Dieser Verband hatte bis zum Ende des 19. Jahrhunderts Bestand: Bis
zu diesem Zeitpunkt hatten die beteiligten jüdischen Gemeinden
jeweils ortsnahe eigene Friedhöfe einrichten können - was
umso mehr erforderlich war, als die Kapazität des Wieslocher
Friedhofs trotz mehrerer Erweiterungen längst nicht mehr
ausreichte.
Der älteste erhaltene
Grabstein stammt von 1670, die letzte Bestattung fand im April 1939
statt. Die prominentesten Verstorbenen auf dem Wieslocher Friedhof
sind mehrere Mitglieder der Leimener Handels- und Bankiersfamilie
Seligmann, deren Stadtpalais heute als Leimener Rathaus dient. Die
Bedeutung dieser Familie geht insbesondere auf die Brüder
Ahron (gest. 12. 3. 1773) und Eli Seligmann (gest. 17. 7. 1777)
zurück, die durch Aktivitäten im Salzhandel und als
Geldverleiher den Reichtum des Hauses entscheidend mehrten.

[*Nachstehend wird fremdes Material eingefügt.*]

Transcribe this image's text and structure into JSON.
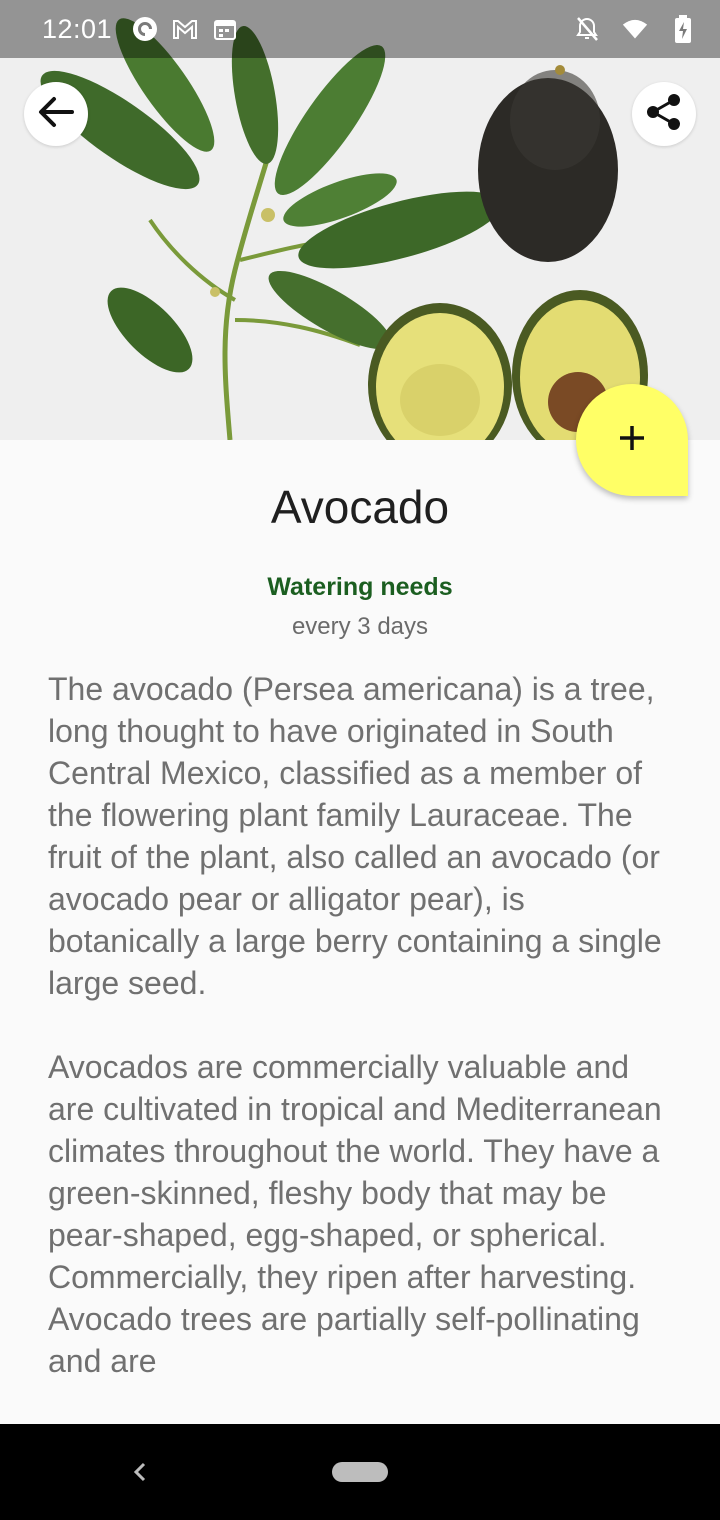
{
  "status_bar": {
    "time": "12:01",
    "left_icons": [
      "pocket-casts-icon",
      "gmail-icon",
      "calendar-icon"
    ],
    "right_icons": [
      "notifications-off-icon",
      "wifi-icon",
      "battery-charging-icon"
    ]
  },
  "toolbar": {
    "back_icon": "arrow-back-icon",
    "share_icon": "share-icon"
  },
  "fab": {
    "icon": "plus-icon",
    "color": "#ffff66"
  },
  "plant": {
    "name": "Avocado",
    "watering_title": "Watering needs",
    "watering_value": "every 3 days",
    "description": [
      "The avocado (Persea americana) is a tree, long thought to have originated in South Central Mexico, classified as a member of the flowering plant family Lauraceae. The fruit of the plant, also called an avocado (or avocado pear or alligator pear), is botanically a large berry containing a single large seed.",
      "Avocados are commercially valuable and are cultivated in tropical and Mediterranean climates throughout the world. They have a green-skinned, fleshy body that may be pear-shaped, egg-shaped, or spherical. Commercially, they ripen after harvesting. Avocado trees are partially self-pollinating and are"
    ]
  },
  "colors": {
    "accent_green": "#1b5e20",
    "fab_yellow": "#ffff66",
    "body_text": "#707070"
  }
}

Hierdurch war es ihnen und ihren Nachkommen möglich, als
Finanziers der kurpfälzischen, später auch der
bayerischen Regierung aufzutreten (Aron Elias Seligmann etwa im
Range eines Königlich Bayerischen Hofbankiers und 1814
geadelt).
Der jüdische Friedhof zu
Wiesloch weist eine Besonderheit auf, die auf die anhaltenden
Kapazitätsprobleme hindeutet: In der linken Bildhälfte
ist eine deutliche Erhebung zu erkennen, die sich in Blickrichtung
quer durch den Friedhof zieht, während das Gelände nach
rechts hin abfällt. Es handelt sich hierbei mit
größter Wahrscheinlichkeit um eine künstliche
Aufschüttung, die über einem bereits belegten
Gräberfeld aufgebracht wurde, um innerhalb des
Friedhofsgeländes weitere Bestattungen vornehmen zu
können. Auch wenn dies nach christlichem Verständnis
schockierend klingt, war es doch angesichts des nicht mehr
erweiterbaren Geländes die einzige Möglichkeit, weiterhin
Bestattungen durchzuführen: Denn nach jüdischem Ritus ist
die Ruhe der Verstorbenen unantastbar, eine Umbettung oder gar
Aufhebung von Gräbern schlicht undenkbar. Das
Übereinanderschichten von Gräbern wäre insoweit als
das kleinere Übel anzusehen gewesen.
Der Friedhof ist ummauert und normalerweise verschlossen. Es ist
jedoch möglich, das Gelände von der
Fußgängerbrücke aus einzusehen, die am Gebäude
der Feuerwehr über die Baiertaler Straße führt.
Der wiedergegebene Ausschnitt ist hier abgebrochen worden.